I informed the specialist that I was planning to travel overseas this year and would be gone for a considerable time. She asked if I had made the booking, and I responded that I had not. I deliberately did not make a booking because I was sure that SEH would schedule me for MIGS, and this was more important than my booking. My daughter is expecting her first child later this year and I had hoped to be there and remain after, and would not be able to readily obtain ophthalmology care. The treating specialist advised that since I had a narrow angle it could be a little difficult, and it would make the MIGS surgery easier if I were to have cataract surgery at the same time. However, she decided that my cataracts (I feel possibly caused by over 13 years of toxic preservative in my eye drops) were not severe enough at this time to justify putting me on the waiting list. So, the next time I can even be considered for this sight-saving surgery will be at my appointment in December 2019 - at which time, I would join a waiting list for cataract surgery that is approximately 1 year long, before being able to have the sight-saving MIGS iStent or XEN stent. This indifference to the loss of sight by waiting for years - at least 12-13 years from when the US specialist thought this should be done, and at least 3 years from the time that the SEH specialist thought things were so serious that I needed the very drastic trabeculectomy.

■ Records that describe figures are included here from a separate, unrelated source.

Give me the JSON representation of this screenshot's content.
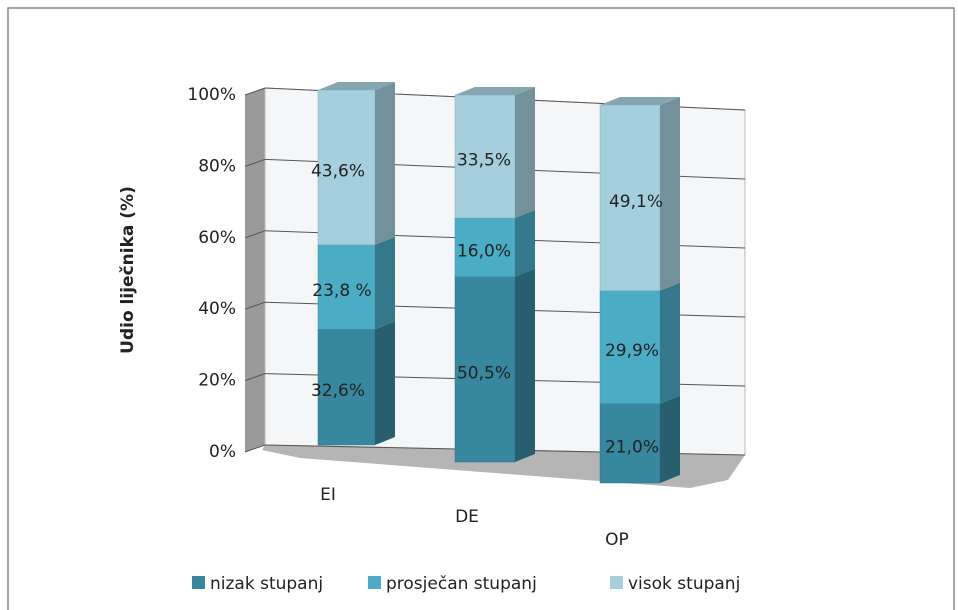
{
  "chart_data": {
    "type": "bar3d_stacked",
    "ylabel": "Udio liječnika (%)",
    "categories": [
      "EI",
      "DE",
      "OP"
    ],
    "series": [
      {
        "name": "nizak stupanj",
        "color": "#37879f",
        "values": [
          32.6,
          50.5,
          21.0
        ],
        "value_labels": [
          "32,6%",
          "50,5%",
          "21,0%"
        ]
      },
      {
        "name": "prosječan stupanj",
        "color": "#4bacc6",
        "values": [
          23.8,
          16.0,
          29.9
        ],
        "value_labels": [
          "23,8 %",
          "16,0%",
          "29,9%"
        ]
      },
      {
        "name": "visok stupanj",
        "color": "#a5cfdd",
        "values": [
          43.6,
          33.5,
          49.1
        ],
        "value_labels": [
          "43,6%",
          "33,5%",
          "49,1%"
        ]
      }
    ],
    "ylim": [
      0,
      100
    ],
    "yticks": [
      {
        "value": 0,
        "label": "0%"
      },
      {
        "value": 20,
        "label": "20%"
      },
      {
        "value": 40,
        "label": "40%"
      },
      {
        "value": 60,
        "label": "60%"
      },
      {
        "value": 80,
        "label": "80%"
      },
      {
        "value": 100,
        "label": "100%"
      }
    ],
    "grid": true
  }
}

If the trabeculectomy was justified (which in my opinion, of course it was), in early 2018, then how can postponing MIGS surgery another 3 years be justified on clinical grounds? Because there’s a narrow angle? That could be helped by cataract surgery? I am quite depressed and distraught at the delay in my treatment and it seems as if it could be a punitive response to refusing the trabeculectomy. They are happy for me to go privately to get this done, even though that would present a severe financial hardship. Although this could be a valuable teaching experience for registrars, given the narrow angle, there is seemingly an indifference to the progressive loss of my vision – a progression that is to be expected, but which is also expected to be slowed by MIGS (as my US specialist recommended in 2008, prior to my return home to Australia).

I would like to know why other people who appear to me to have less pressing need for the MIGS surgery have already received this, and yet I feel I am being shunted off for yet another year, before even going on the waiting list.